There’s no incentive for those who currently have access to resources to make space.
Even if they, morally, want others to take part in this, there’s a finite number of resources.
There’s a scarcity mindset and so to allow others in can feel quite threatening. Although we see in the sector folks saying the right things
–about not wanting to support decades of oppressive systems and exclusion–
there really aren’t a lot of incentives to make room because the assumption is,
“By making that space, I will lose opportunities.”
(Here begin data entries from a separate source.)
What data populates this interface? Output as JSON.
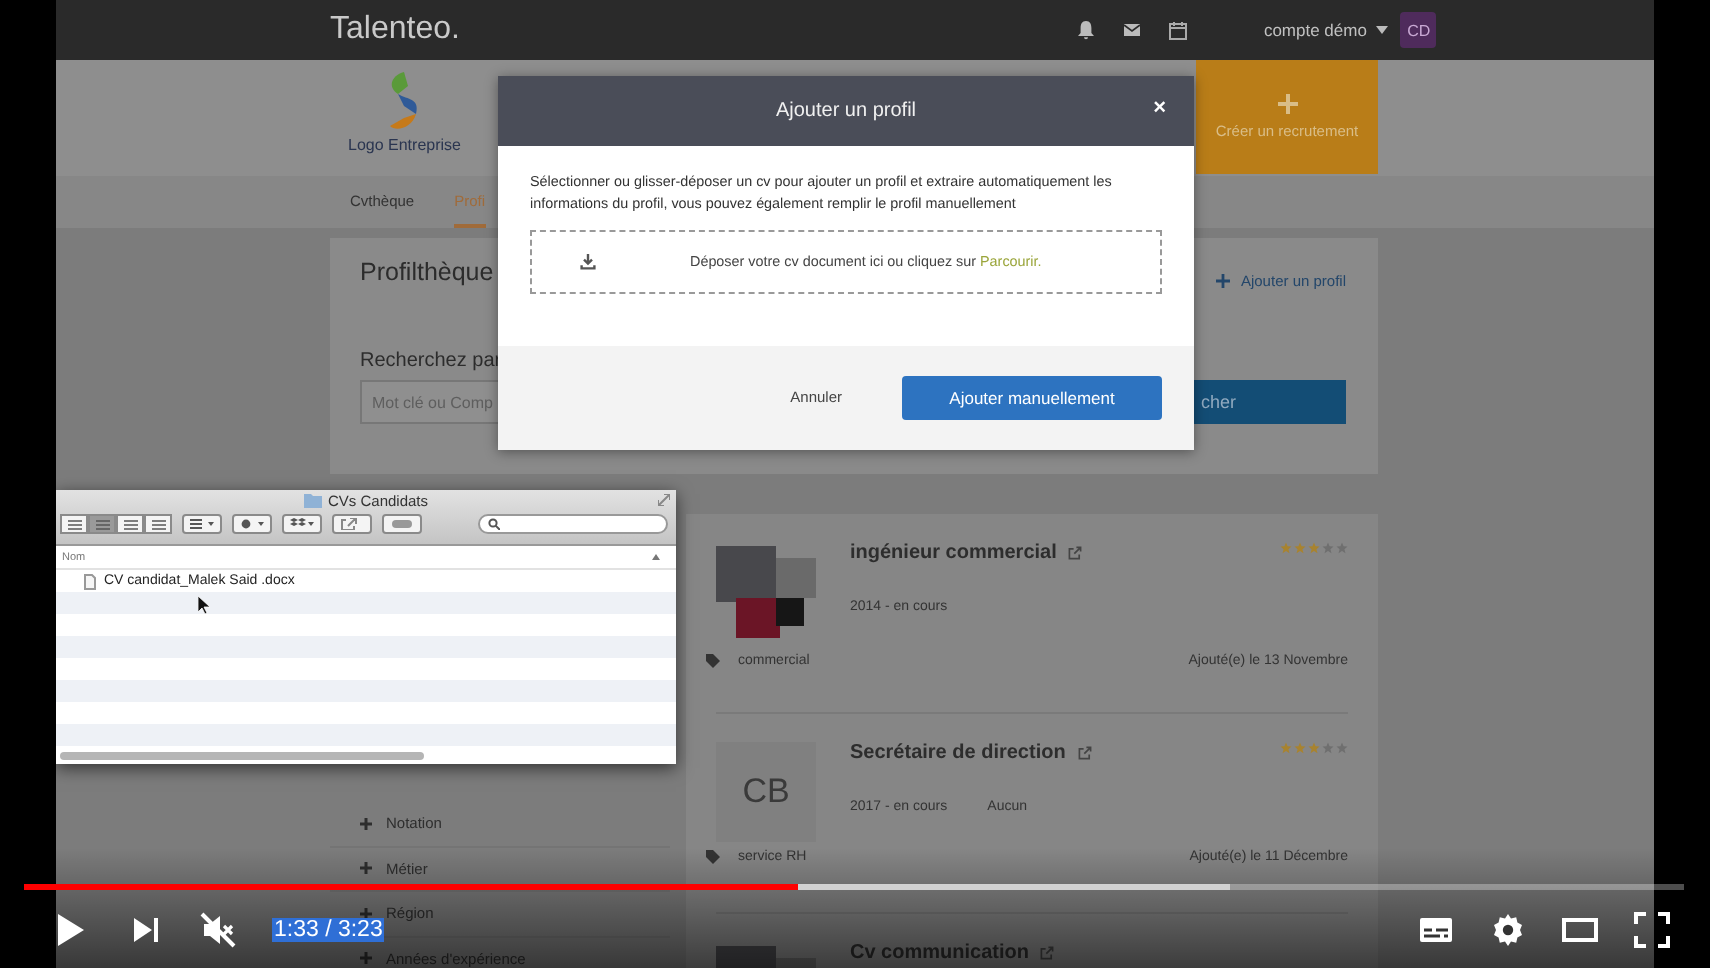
{
  "player": {
    "time": "1:33 / 3:23",
    "muted": true,
    "progress": {
      "level": 0.466
    },
    "buffered": {
      "level": 0.727
    }
  },
  "nav": {
    "brand": "Talenteo.",
    "account": "compte démo",
    "avatar": "CD"
  },
  "header": {
    "logo_label": "Logo Entreprise",
    "create_button": "Créer un recrutement"
  },
  "tabs": [
    {
      "label": "Cvthèque",
      "selected": false
    },
    {
      "label": "Profi",
      "selected": true
    }
  ],
  "profiles_panel": {
    "title": "Profilthèque",
    "add_link": "Ajouter un profil",
    "search_label": "Recherchez par",
    "search_placeholder": "Mot clé ou Comp",
    "search_button": "cher"
  },
  "filters": [
    "Notation",
    "Métier",
    "Région",
    "Années d'expérience"
  ],
  "profiles": [
    {
      "kind": "photo",
      "title": "ingénieur commercial",
      "period": "2014 - en cours",
      "tag": "commercial",
      "added": "Ajouté(e) le 13 Novembre",
      "stars": 3
    },
    {
      "kind": "initials",
      "initials": "CB",
      "title": "Secrétaire de direction",
      "period": "2017 - en cours",
      "company": "Aucun",
      "tag": "service RH",
      "added": "Ajouté(e) le 11 Décembre",
      "stars": 3
    },
    {
      "kind": "photo",
      "title": "Cv communication"
    }
  ],
  "modal": {
    "title": "Ajouter un profil",
    "close": "×",
    "description": "Sélectionner ou glisser-déposer un cv pour ajouter un profil et extraire automatiquement les informations du profil, vous pouvez également remplir le profil manuellement",
    "dropzone_text": "Déposer votre cv document ici ou cliquez sur ",
    "dropzone_link": "Parcourir.",
    "cancel": "Annuler",
    "confirm": "Ajouter manuellement"
  },
  "finder": {
    "title": "CVs Candidats",
    "view_modes": [
      {
        "selected": false
      },
      {
        "selected": true
      },
      {
        "selected": false
      },
      {
        "selected": false
      }
    ],
    "column": "Nom",
    "files": [
      "CV candidat_Malek Said .docx"
    ]
  }
}
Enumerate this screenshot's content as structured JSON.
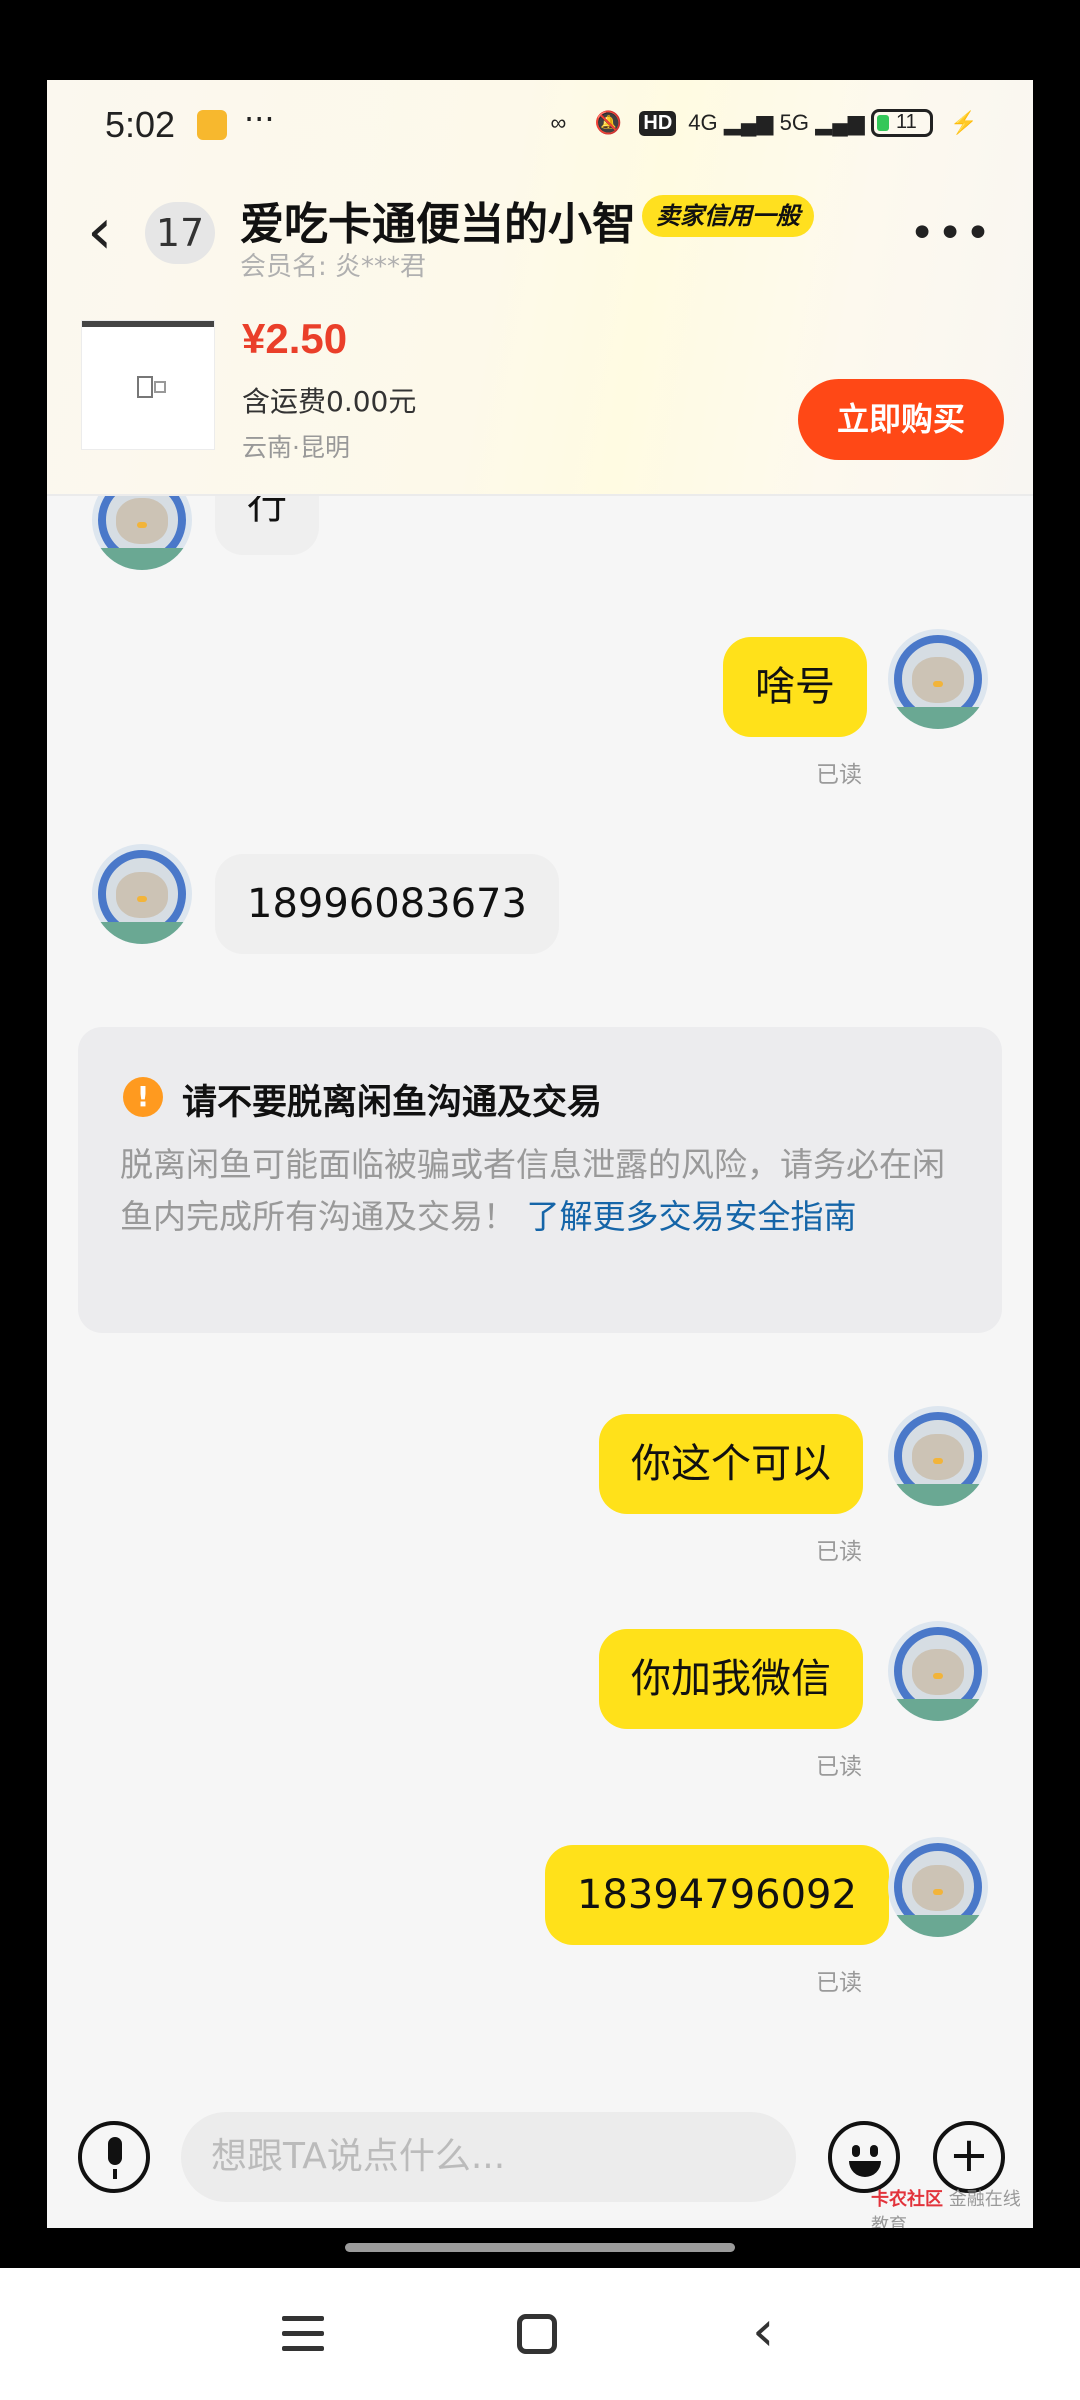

I did some work with Dance in Canada around the Decolonizing Canadian Dance project, and it’s the same situation where we have all these forms of dance that have been excluded, mainly, because we have assumptions about what professional dance looks like:
there’s a stage,
there’s an audience,
there are tickets.
As soon as you start allowing in Bharatanatyam or other forms of culturally specific, non-Western dance, you’re putting an even greater strain
on presenting spaces,
on resources,
on training,
on mentorship.
And dance is already struggling, without an influx of new forms.
So, yes, there’s this pull, like morally, we need to be more inclusive and representative of the populations that you see in our cities and in our country, but then what happens to the opportunities that ‘I’ used to have access to.
I think that that’s a hard conversation that we’re not quite willing to have yet, mainly, because it can be very scary, especially if it happens in public.